Here’s a quick one.
I was passed this great video (very fun and worth 10 minutes), which prompted me to get Daniel Pink’s book, Drive (available at our library).
In both is a great discussion on new research and thinking by the author and those he writes about regarding how we are all motivated in different ways at different times under different circumstances. I urge you to read it. If you’re a fan of Dan Ariely’s Predictably Irrational, you’ll enjoy this, too. Same vein of gold.
Pink’s work focuses on finding ways to build intrinsic reasons for employees to achieve their goals and produce results efficiently. He argues that businesses (run by Type A, Theory X managers) offer too many extrinsic (Type X) rewards for things that employees would do better if the rewards were more intrinsic (Type I and encouraged by Type B, Theory Y leaders). [Keeping up? Too much management theory and coffee today, I guess.]

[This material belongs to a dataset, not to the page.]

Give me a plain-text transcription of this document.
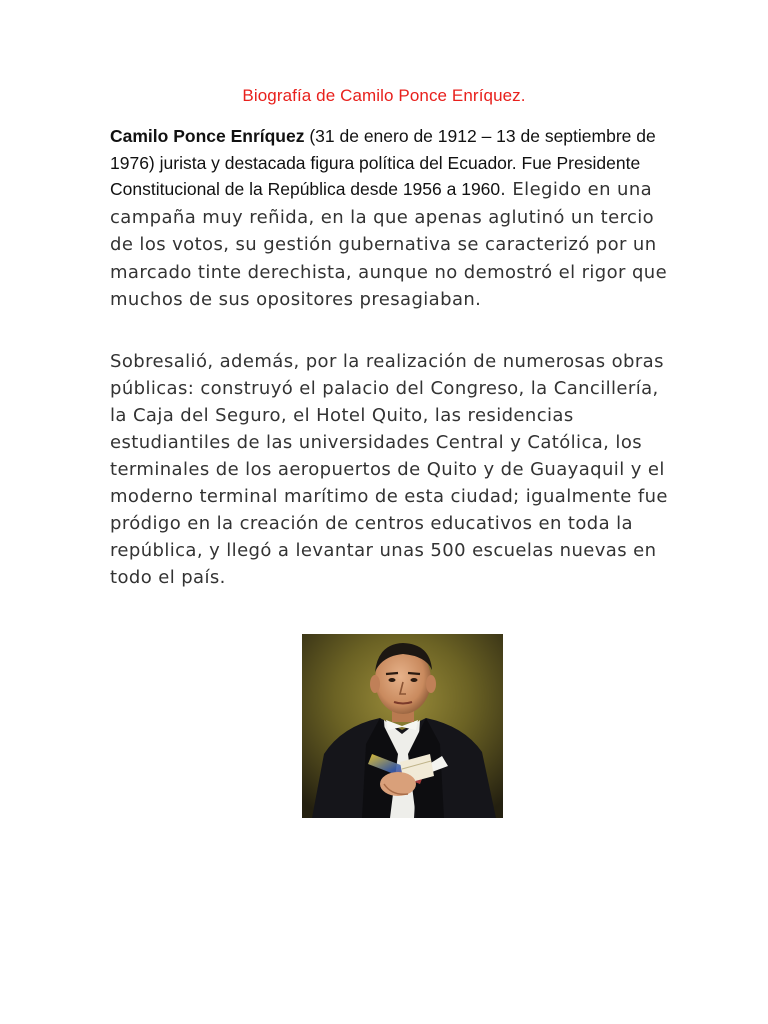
Biografía de Camilo Ponce Enríquez.
Camilo Ponce Enríquez (31 de enero de 1912 – 13 de septiembre de 1976) jurista y destacada figura política del Ecuador. Fue Presidente Constitucional de la República desde 1956 a 1960. Elegido en una campaña muy reñida, en la que apenas aglutinó un tercio de los votos, su gestión gubernativa se caracterizó por un marcado tinte derechista, aunque no demostró el rigor que muchos de sus opositores presagiaban.
Sobresalió, además, por la realización de numerosas obras públicas: construyó el palacio del Congreso, la Cancillería, la Caja del Seguro, el Hotel Quito, las residencias estudiantiles de las universidades Central y Católica, los terminales de los aeropuertos de Quito y de Guayaquil y el moderno terminal marítimo de esta ciudad; igualmente fue pródigo en la creación de centros educativos en toda la república, y llegó a levantar unas 500 escuelas nuevas en todo el país.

Research shows that extrinsic rewards work in circumstances where the tasks are well defined (or algorithmic or step-by-step), but those types of rewards can actually hurt performance when tasks require thought, creativity, or other non-linear paths toward a result (called heuristic tasks). For these tasks, performance improvements are best gained by removing the reward and supporting internal motivations. (For example, no one could pay me enough to write this blog.)

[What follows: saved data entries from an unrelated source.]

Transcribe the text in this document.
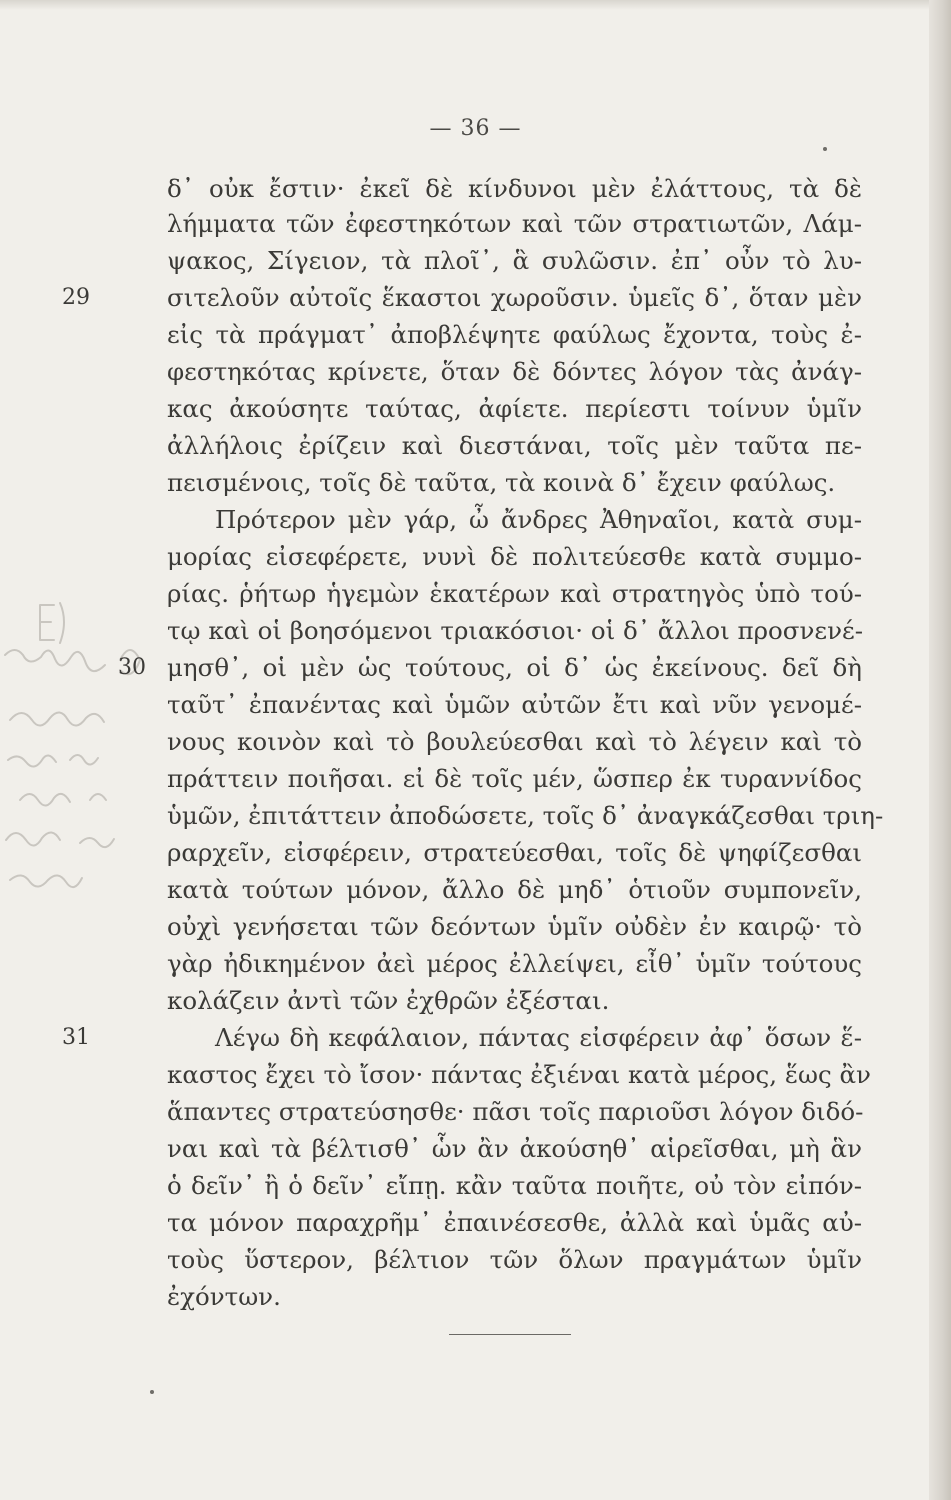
— 36 —
δ᾽ οὐκ ἔστιν· ἐκεῖ δὲ κίνδυνοι μὲν ἐλάττους, τὰ δὲ
λήμματα τῶν ἐφεστηκότων καὶ τῶν στρατιωτῶν, Λάμ-
ψακος, Σίγειον, τὰ πλοῖ᾽, ἃ συλῶσιν. ἐπ᾽ οὖν τὸ λυ-
σιτελοῦν αὐτοῖς ἕκαστοι χωροῦσιν. ὑμεῖς δ᾽, ὅταν μὲν
εἰς τὰ πράγματ᾽ ἀποβλέψητε φαύλως ἔχοντα, τοὺς ἐ-
φεστηκότας κρίνετε, ὅταν δὲ δόντες λόγον τὰς ἀνάγ-
κας ἀκούσητε ταύτας, ἀφίετε. περίεστι τοίνυν ὑμῖν
ἀλλήλοις ἐρίζειν καὶ διεστάναι, τοῖς μὲν ταῦτα πε-
πεισμένοις, τοῖς δὲ ταῦτα, τὰ κοινὰ δ᾽ ἔχειν φαύλως.
Πρότερον μὲν γάρ, ὦ ἄνδρες Ἀθηναῖοι, κατὰ συμ-
μορίας εἰσεφέρετε, νυνὶ δὲ πολιτεύεσθε κατὰ συμμο-
ρίας. ῥήτωρ ἡγεμὼν ἑκατέρων καὶ στρατηγὸς ὑπὸ τού-
τῳ καὶ οἱ βοησόμενοι τριακόσιοι· οἱ δ᾽ ἄλλοι προσνενέ-
μησθ᾽, οἱ μὲν ὡς τούτους, οἱ δ᾽ ὡς ἐκείνους. δεῖ δὴ
ταῦτ᾽ ἐπανέντας καὶ ὑμῶν αὐτῶν ἔτι καὶ νῦν γενομέ-
νους κοινὸν καὶ τὸ βουλεύεσθαι καὶ τὸ λέγειν καὶ τὸ
πράττειν ποιῆσαι. εἰ δὲ τοῖς μέν, ὥσπερ ἐκ τυραννίδος
ὑμῶν, ἐπιτάττειν ἀποδώσετε, τοῖς δ᾽ ἀναγκάζεσθαι τριη-
ραρχεῖν, εἰσφέρειν, στρατεύεσθαι, τοῖς δὲ ψηφίζεσθαι
κατὰ τούτων μόνον, ἄλλο δὲ μηδ᾽ ὁτιοῦν συμπονεῖν,
οὐχὶ γενήσεται τῶν δεόντων ὑμῖν οὐδὲν ἐν καιρῷ· τὸ
γὰρ ἠδικημένον ἀεὶ μέρος ἐλλείψει, εἶθ᾽ ὑμῖν τούτους
κολάζειν ἀντὶ τῶν ἐχθρῶν ἐξέσται.
Λέγω δὴ κεφάλαιον, πάντας εἰσφέρειν ἀφ᾽ ὅσων ἕ-
καστος ἔχει τὸ ἴσον· πάντας ἐξιέναι κατὰ μέρος, ἕως ἂν
ἅπαντες στρατεύσησθε· πᾶσι τοῖς παριοῦσι λόγον διδό-
ναι καὶ τὰ βέλτισθ᾽ ὧν ἂν ἀκούσηθ᾽ αἱρεῖσθαι, μὴ ἃν
ὁ δεῖν᾽ ἢ ὁ δεῖν᾽ εἴπῃ. κἂν ταῦτα ποιῆτε, οὐ τὸν εἰπόν-
τα μόνον παραχρῆμ᾽ ἐπαινέσεσθε, ἀλλὰ καὶ ὑμᾶς αὐ-
τοὺς ὕστερον, βέλτιον τῶν ὅλων πραγμάτων ὑμῖν
ἐχόντων.
29
30
31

The point of this specific post is that Dan Pink writes about the Results-Only Work Environment (ROWE) and businesses that are trying out this radical shift in their work rules. Very creative in its approach, a ROWE focuses employees on the results, not the incentives or compensation, as the motivation for performance. Employees are paid sufficient to support their families and goals, but they are free to establish whatever work rules apply to the results they need to achieve.

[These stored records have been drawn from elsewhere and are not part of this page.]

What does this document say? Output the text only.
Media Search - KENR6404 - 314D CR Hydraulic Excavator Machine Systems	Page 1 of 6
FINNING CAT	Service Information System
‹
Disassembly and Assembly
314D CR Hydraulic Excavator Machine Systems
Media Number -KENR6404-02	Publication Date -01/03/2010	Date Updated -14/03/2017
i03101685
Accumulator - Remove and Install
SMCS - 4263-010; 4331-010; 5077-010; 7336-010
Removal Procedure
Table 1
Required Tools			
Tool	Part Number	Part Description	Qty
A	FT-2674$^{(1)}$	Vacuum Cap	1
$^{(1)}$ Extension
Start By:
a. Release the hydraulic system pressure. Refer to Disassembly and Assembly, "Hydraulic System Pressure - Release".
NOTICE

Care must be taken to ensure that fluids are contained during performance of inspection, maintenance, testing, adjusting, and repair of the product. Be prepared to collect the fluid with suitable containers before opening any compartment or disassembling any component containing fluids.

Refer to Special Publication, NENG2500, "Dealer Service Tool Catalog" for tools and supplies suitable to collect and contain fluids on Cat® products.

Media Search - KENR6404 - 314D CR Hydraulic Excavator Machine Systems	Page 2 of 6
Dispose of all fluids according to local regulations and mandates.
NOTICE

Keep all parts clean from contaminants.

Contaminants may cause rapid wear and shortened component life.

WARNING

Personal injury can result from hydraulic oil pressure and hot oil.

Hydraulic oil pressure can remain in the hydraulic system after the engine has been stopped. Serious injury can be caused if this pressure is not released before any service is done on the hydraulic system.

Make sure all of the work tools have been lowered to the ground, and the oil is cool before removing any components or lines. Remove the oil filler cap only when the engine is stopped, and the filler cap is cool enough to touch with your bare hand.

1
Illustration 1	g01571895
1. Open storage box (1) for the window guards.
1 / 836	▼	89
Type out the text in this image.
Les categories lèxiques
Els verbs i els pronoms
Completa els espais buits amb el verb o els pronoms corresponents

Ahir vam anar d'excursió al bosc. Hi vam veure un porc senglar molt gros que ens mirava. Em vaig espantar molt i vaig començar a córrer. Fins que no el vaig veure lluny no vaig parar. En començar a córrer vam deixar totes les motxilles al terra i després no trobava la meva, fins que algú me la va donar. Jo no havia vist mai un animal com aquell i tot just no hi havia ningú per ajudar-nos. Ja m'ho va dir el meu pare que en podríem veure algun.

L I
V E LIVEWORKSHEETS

I won’t spoil the rest of story, but I jumped immediately to the idea of a ROLE (L for Learning). I’m familiar with New York City’s experiments in their “School of One” concept schools. We’re all watching that one, but a ROLE would have many of the same characteristics as a ROWE (without the salaries, of course). Namely, that students would be coached (maybe by teachers in a ROWE!) to focus on certain educational requirements, but allowed to pursue their own path to them under their own learning styles. Pretty radical, too, and I would never claim to be an educator, but it is at least interesting.
I know that certain skills have to be explicitly taught, but there are times, too, when students (and I’m still a student) just want to be left alone to explore their world using their new skills. I find this to be true very often and I know personally that it serves to reinforce learning better than anything repetitive might be (a la homework). Maybe that’s just me (but I don’t think so).
As usual, though, my “idea” of a ROLE was not new and I quickly found out that another teacher (a real one) had jumped to the same conclusion and was pursuing it further. Though I’m mainly focused on the ROWE stuff, I wish him well on ROLE and will be watching, and learning. Hopefully, he’ll share his results. Watch and learn with me! (And watch the video. It’s good.)